Il alluma une Gitane.

Pour rien au monde il n’aurait voulu être à sa place.

*

La calandre de l’Ariane apparut et manqua percuter la grille à faible allure. Le chauve au teint olivâtre saisit le coude de Milon, tandis qu’il laissait retomber la tenture qu’il tenait écartée de l’index.

— Va ouvrir. Pas la peine de baliser les pistes d’atterrissage.

Milon secoua gravement la tête. Le chauve resta embusqué. Milon alla actionner la grille.

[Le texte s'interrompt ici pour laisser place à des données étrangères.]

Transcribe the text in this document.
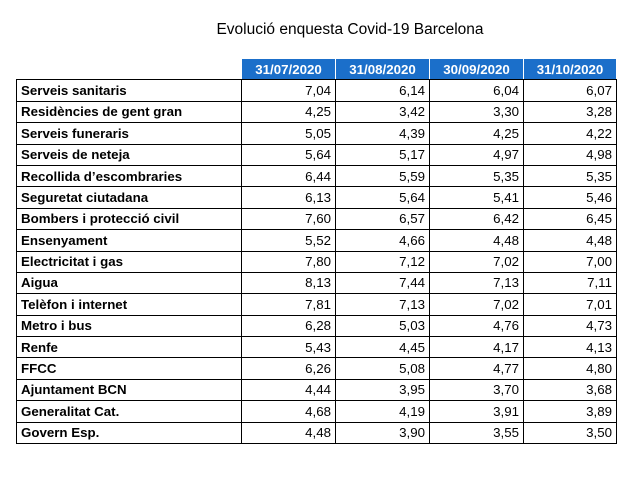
Evolució enquesta Covid-19 Barcelona
	31/07/2020	31/08/2020	30/09/2020	31/10/2020
Serveis sanitaris	7,04	6,14	6,04	6,07
Residències de gent gran	4,25	3,42	3,30	3,28
Serveis funeraris	5,05	4,39	4,25	4,22
Serveis de neteja	5,64	5,17	4,97	4,98
Recollida d’escombraries	6,44	5,59	5,35	5,35
Seguretat ciutadana	6,13	5,64	5,41	5,46
Bombers i protecció civil	7,60	6,57	6,42	6,45
Ensenyament	5,52	4,66	4,48	4,48
Electricitat i gas	7,80	7,12	7,02	7,00
Aigua	8,13	7,44	7,13	7,11
Telèfon i internet	7,81	7,13	7,02	7,01
Metro i bus	6,28	5,03	4,76	4,73
Renfe	5,43	4,45	4,17	4,13
FFCC	6,26	5,08	4,77	4,80
Ajuntament BCN	4,44	3,95	3,70	3,68
Generalitat Cat.	4,68	4,19	3,91	3,89
Govern Esp.	4,48	3,90	3,55	3,50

Il y avait un homme assis devant les écrans de contrôle vidéo et la calandre et les phares de la voiture en saturaient un. Il y avait deux autres hommes dans le bureau de Farouk, qu’ils tenaient en respect. Ils étaient arrivés en fin d’après-midi dans une Jaguar qui se trouvait à présent au garage, le nez vers la sortie.

Milon pressa sur le bouton.

L’Ariane mit un temps infini à décoller, puis à passer, en offrant son flanc à la caméra: vraisemblablement un seul homme, à la silhouette indistincte. Elle roulait beaucoup trop lentement. Obéissant à une impulsion subite, Milon abattit les doigts sur plusieurs touches et une lumière blanche et crue s’abattit sur l’allée, d’un bout à l’autre, inonda le perron. L’homme se leva de la chaise et frappa Milon à la tempe.

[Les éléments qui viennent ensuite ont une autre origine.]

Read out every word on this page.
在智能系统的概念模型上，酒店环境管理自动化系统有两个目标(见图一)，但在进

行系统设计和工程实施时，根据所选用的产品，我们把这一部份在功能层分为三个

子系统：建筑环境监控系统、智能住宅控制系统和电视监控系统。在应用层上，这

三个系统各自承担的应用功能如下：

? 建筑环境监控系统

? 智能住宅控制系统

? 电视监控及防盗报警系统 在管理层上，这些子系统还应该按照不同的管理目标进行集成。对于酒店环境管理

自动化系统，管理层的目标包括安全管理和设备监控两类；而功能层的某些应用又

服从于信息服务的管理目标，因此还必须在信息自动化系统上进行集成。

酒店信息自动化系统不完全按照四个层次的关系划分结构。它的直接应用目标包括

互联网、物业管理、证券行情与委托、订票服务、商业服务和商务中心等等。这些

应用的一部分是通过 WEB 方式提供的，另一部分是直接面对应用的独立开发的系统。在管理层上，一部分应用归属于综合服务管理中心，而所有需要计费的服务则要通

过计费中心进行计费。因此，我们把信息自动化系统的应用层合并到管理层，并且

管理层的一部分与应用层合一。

Le chauve regarda la voiture avancer, avec des tressautements de toute la caisse, des à-coups incoercibles, en serrant les paupières, puis les projecteurs s’éteignirent, sauf ceux du perron. La roue avant-gauche de l’Ariane buta contre une marche, le volant tourna entre les doigts inertes, toujours aussi lentement la direction tourna, tourna, Joko leva les yeux vers la lumière, n’eut pas la force de débrayer et le moteur se tut dans un dernier soubresaut.

Il était arrivé…

Il distingua vaguement les silhouettes, il avait du mal à redresser seulement la tête, ses doigts se portèrent sur la crosse du pistolet, palpèrent le métal gluant et tiède. On ouvrit la portière sans ménagement.

— Sortez-le, commanda le chauve.

Joko sentit les doigts l’accrocher, le tirer dehors, lui arracher les jambes de l’habitacle, puis le prendre aux aisselles, aperçut un visage brouillé lorsqu’on lui souleva le menton, il entendait distinctement toutes les voix. L’une d’elles disait, calmement:

— Il est foutu, saigné à blanc… Il en a foutu plein la banquette.

Il perçut le bruit du coffre qu’on ouvrait, un tintement de métal contre un bidon, puis un appel. Le sac: ils avaient trouvé le sac. Le visage indistinct disparut et la lumière lui brûla les yeux sous les paupières. On le tenait debout, et personne n’avait pensé à lui enlever le pistolet. La tête commanda à la main droite de remonter, aux doigts de s’entrouvrir. Il y avait une cartouche dans la chambre de tir.

Le visage revint s’intercaler dans la lumière. La voix calme reprit:

— Il en a plus pour longtemps…

— Assez pour ce qu’on attend de lui, ricana le chauve.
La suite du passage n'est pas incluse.